Comment aborder en vérité un destin exceptionnel ? Georges-Paul Cuny l'a fait en artiste, en écrivain capable de pénétrer de l'intérieur le mystère d'un homme, le père Joseph Wresinski1. Sa déchirure et son espérance vont devenir l'acte d'une vie, pour se propager à ceux qu'il rencontrait, des plus méprisés aux plus puissants. Avec eux, cet homme allait « changer le regard du monde », comme le disait Alwine de Vos van Steenwijk.

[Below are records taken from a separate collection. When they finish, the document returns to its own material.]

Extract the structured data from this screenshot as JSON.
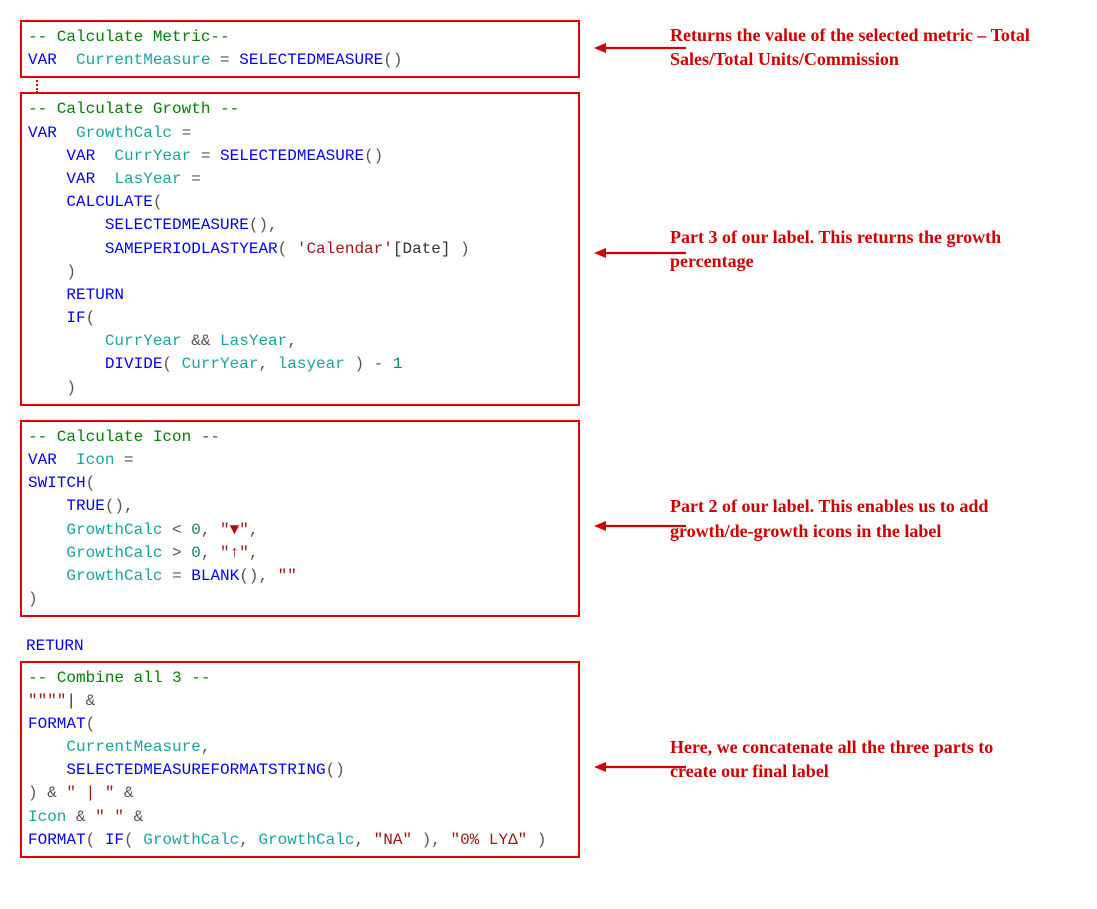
{
  "blocks": {
    "b1": {
      "l1_comment": "-- Calculate Metric--",
      "l2_var": "VAR",
      "l2_name": "  CurrentMeasure",
      "l2_eq": " = ",
      "l2_fn": "SELECTEDMEASURE",
      "l2_paren": "()"
    },
    "b2": {
      "l1_comment": "-- Calculate Growth --",
      "l2": {
        "var": "VAR",
        "name": "  GrowthCalc",
        "eq": " ="
      },
      "l3": {
        "var": "    VAR",
        "name": "  CurrYear",
        "eq": " = ",
        "fn": "SELECTEDMEASURE",
        "paren": "()"
      },
      "l4": {
        "var": "    VAR",
        "name": "  LasYear",
        "eq": " ="
      },
      "l5": {
        "fn": "    CALCULATE",
        "paren": "("
      },
      "l6": {
        "fn": "        SELECTEDMEASURE",
        "paren": "()",
        "comma": ","
      },
      "l7": {
        "fn": "        SAMEPERIODLASTYEAR",
        "paren1": "( ",
        "str": "'Calendar'",
        "brk": "[Date]",
        "paren2": " )"
      },
      "l8": {
        "paren": "    )"
      },
      "l9": {
        "kw": "    RETURN"
      },
      "l10": {
        "kw": "    IF",
        "paren": "("
      },
      "l11": {
        "v1": "        CurrYear",
        "op": " && ",
        "v2": "LasYear",
        "comma": ","
      },
      "l12": {
        "fn": "        DIVIDE",
        "paren1": "( ",
        "v1": "CurrYear",
        "comma": ", ",
        "v2": "lasyear",
        "paren2": " )",
        "op": " - ",
        "num": "1"
      },
      "l13": {
        "paren": "    )"
      }
    },
    "b3": {
      "l1_comment": "-- Calculate Icon --",
      "l2": {
        "var": "VAR",
        "name": "  Icon",
        "eq": " ="
      },
      "l3": {
        "fn": "SWITCH",
        "paren": "("
      },
      "l4": {
        "fn": "    TRUE",
        "paren": "()",
        "comma": ","
      },
      "l5": {
        "v": "    GrowthCalc",
        "op": " < ",
        "num": "0",
        "comma": ", ",
        "q1": "\"",
        "sym": "▼",
        "q2": "\"",
        "comma2": ","
      },
      "l6": {
        "v": "    GrowthCalc",
        "op": " > ",
        "num": "0",
        "comma": ", ",
        "str": "\"↑\"",
        "comma2": ","
      },
      "l7": {
        "v": "    GrowthCalc",
        "op": " = ",
        "fn": "BLANK",
        "paren": "()",
        "comma": ", ",
        "str": "\"\""
      },
      "l8": {
        "paren": ")"
      }
    },
    "ret": {
      "kw": "RETURN"
    },
    "b4": {
      "l1_comment": "-- Combine all 3 --",
      "l2": {
        "str": "\"\"\"\"",
        "cursor": "|",
        "amp": " &"
      },
      "l3": {
        "fn": "FORMAT",
        "paren": "("
      },
      "l4": {
        "v": "    CurrentMeasure",
        "comma": ","
      },
      "l5": {
        "fn": "    SELECTEDMEASUREFORMATSTRING",
        "paren": "()"
      },
      "l6": {
        "paren": ")",
        "amp": " & ",
        "str": "\" | \"",
        "amp2": " &"
      },
      "l7": {
        "v": "Icon",
        "amp": " & ",
        "str": "\" \"",
        "amp2": " &"
      },
      "l8": {
        "fn": "FORMAT",
        "paren1": "( ",
        "kw": "IF",
        "paren2": "( ",
        "v1": "GrowthCalc",
        "c1": ", ",
        "v2": "GrowthCalc",
        "c2": ", ",
        "str1": "\"NA\"",
        "paren3": " )",
        "c3": ", ",
        "str2": "\"0% LYΔ\"",
        "paren4": " )"
      }
    }
  },
  "annotations": {
    "a1": "Returns the value of the selected metric – Total Sales/Total Units/Commission",
    "a2": "Part 3 of our label. This returns the growth percentage",
    "a3": "Part 2 of our label. This enables us to add growth/de-growth icons in the label",
    "a4": "Here, we concatenate all the three parts to create our final label"
  },
  "colors": {
    "border": "#e60000",
    "annotation": "#d00000"
  }
}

Georges-Paul nous rend compte de cette nouvelle naissance, depuis l'arrivée sur les hauteurs de Noisy-le-Grand, un 14 juillet 1956, jusqu'au Trocadéro et à Notre-Dame de Paris, trente ans plus tard. Une biographie qui n'ignore pas la première naissance, dans la misère d'un camp d'internement à Angers, le 12 février 1917. Non pas une œuvre d'érudit, bien que la documentation en ait été soigneusement rassemblée ; mais une œuvre de connivence spirituelle, et tout ensemble de dévoilement d'une énigme historique. Énigme que René Rémond nous exprimait de la sorte : comment un humble prêtre sans moyens, avec quelques amis et compagnons de différents milieux, à commencer par les plus oubliés, a-t-il pu, en si peu de temps, changer à ce point la conscience des hommes et des femmes de notre temps, faire advenir publiquement ce « Quart Monde » auquel il a donné son nom et sa vie, son dynamisme, et transformer en profondeur la société environnante ? Au regard de l'historien, il y avait là quelque chose d'incompréhensible, nous confiait-il. Or c'est un coin de ce voile que le livre de Georges-Paul Cuny vient soulever pour nous.

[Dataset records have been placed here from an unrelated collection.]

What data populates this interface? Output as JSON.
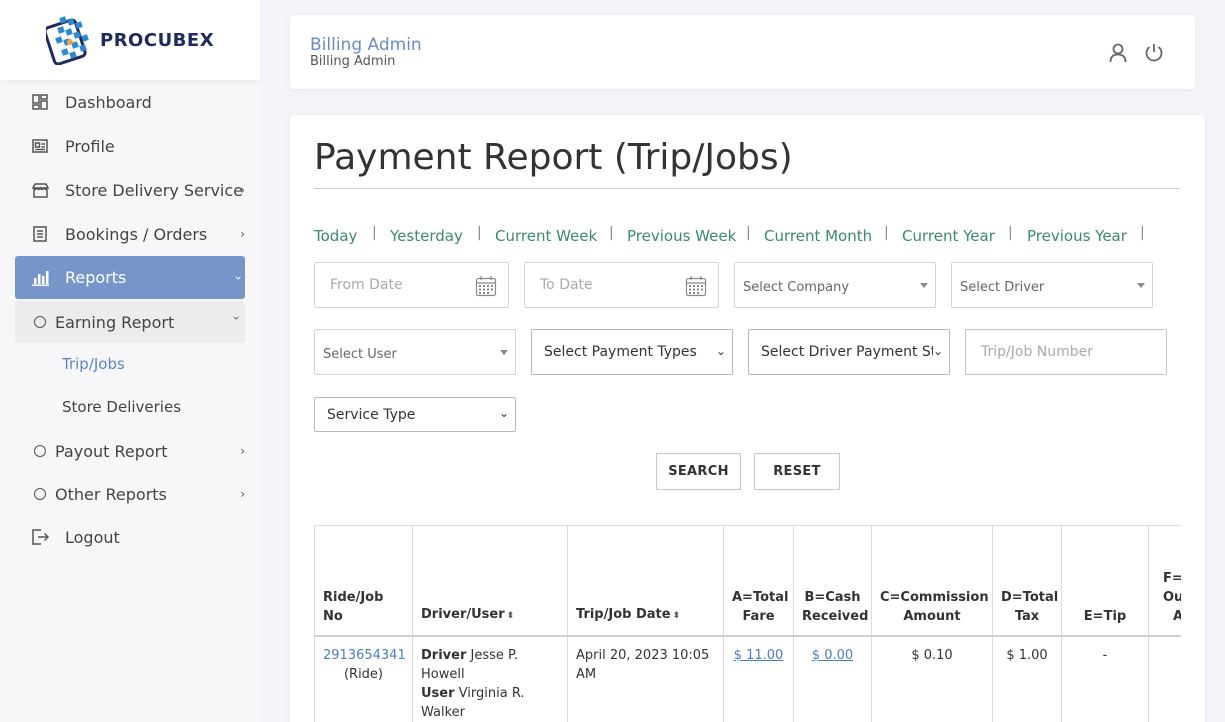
{
  "brand": {
    "name_part1": "PRO",
    "name_part2": "CUBEX"
  },
  "sidebar": {
    "items": [
      {
        "label": "Dashboard",
        "icon": "dashboard-icon"
      },
      {
        "label": "Profile",
        "icon": "profile-icon"
      },
      {
        "label": "Store Delivery Service",
        "icon": "store-icon"
      },
      {
        "label": "Bookings / Orders",
        "icon": "bookings-icon"
      },
      {
        "label": "Reports",
        "icon": "reports-icon"
      },
      {
        "label": "Earning Report",
        "icon": "circle-icon"
      },
      {
        "label": "Payout Report",
        "icon": "circle-icon"
      },
      {
        "label": "Other Reports",
        "icon": "circle-icon"
      },
      {
        "label": "Logout",
        "icon": "logout-icon"
      }
    ],
    "sub_items": [
      {
        "label": "Trip/Jobs"
      },
      {
        "label": "Store Deliveries"
      }
    ]
  },
  "header": {
    "title": "Billing Admin",
    "subtitle": "Billing Admin"
  },
  "main": {
    "title": "Payment Report (Trip/Jobs)",
    "quick_filters": [
      "Today",
      "Yesterday",
      "Current Week",
      "Previous Week",
      "Current Month",
      "Current Year",
      "Previous Year"
    ],
    "separator": "|",
    "filters": {
      "from_date": "From Date",
      "to_date": "To Date",
      "company": "Select Company",
      "driver": "Select Driver",
      "user": "Select User",
      "payment_types": "Select Payment Types",
      "driver_payment_status": "Select Driver Payment St",
      "trip_number": "Trip/Job Number",
      "service_type": "Service Type"
    },
    "buttons": {
      "search": "SEARCH",
      "reset": "RESET"
    },
    "table": {
      "headers": {
        "ride_no": "Ride/Job No",
        "driver_user": "Driver/User",
        "trip_date": "Trip/Job Date",
        "total_fare_1": "A=Total",
        "total_fare_2": "Fare",
        "cash_1": "B=Cash",
        "cash_2": "Received",
        "commission_1": "C=Commission",
        "commission_2": "Amount",
        "tax_1": "D=Total",
        "tax_2": "Tax",
        "tip": "E=Tip",
        "f_1": "F=",
        "f_2": "Out",
        "f_3": "A"
      },
      "rows": [
        {
          "ride_no": "2913654341",
          "ride_type": "(Ride)",
          "driver_label": "Driver",
          "driver_name": "Jesse P. Howell",
          "user_label": "User",
          "user_name": "Virginia R. Walker",
          "date": "April 20, 2023 10:05 AM",
          "total_fare": "$ 11.00",
          "cash": "$ 0.00",
          "commission": "$ 0.10",
          "tax": "$ 1.00",
          "tip": "-"
        }
      ]
    }
  }
}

Comprise ainsi de l'intérieur, l'histoire de cet homme hors du commun, profondément enraciné dans son peuple humilié au point de le faire émerger au grand jour, toujours en relation de vérité avec ceux qu'il rencontrait, grands ou petits, capable de faire advenir l'humanité des êtres les plus fermés, les plus hostiles à son projet, cette histoire devient comme transparente, nécessaire, évidente : une prodigieuse énergie, si contenue, si entêtée, si douloureuse souvent, ne pouvait que se propager et venir à bout de tous les obstacles, capables de décourager tout autre que lui. Car « un grand amour ne saurait se garder pour soi » et il est des nécessités intérieures capables d'embraser le monde – si profondément, si discrètement qu'on ne s'en aperçoit que lorsque tout est consommé. C'est à un tel « miracle » de la vie que nous fait assister Georges-Paul Cuny.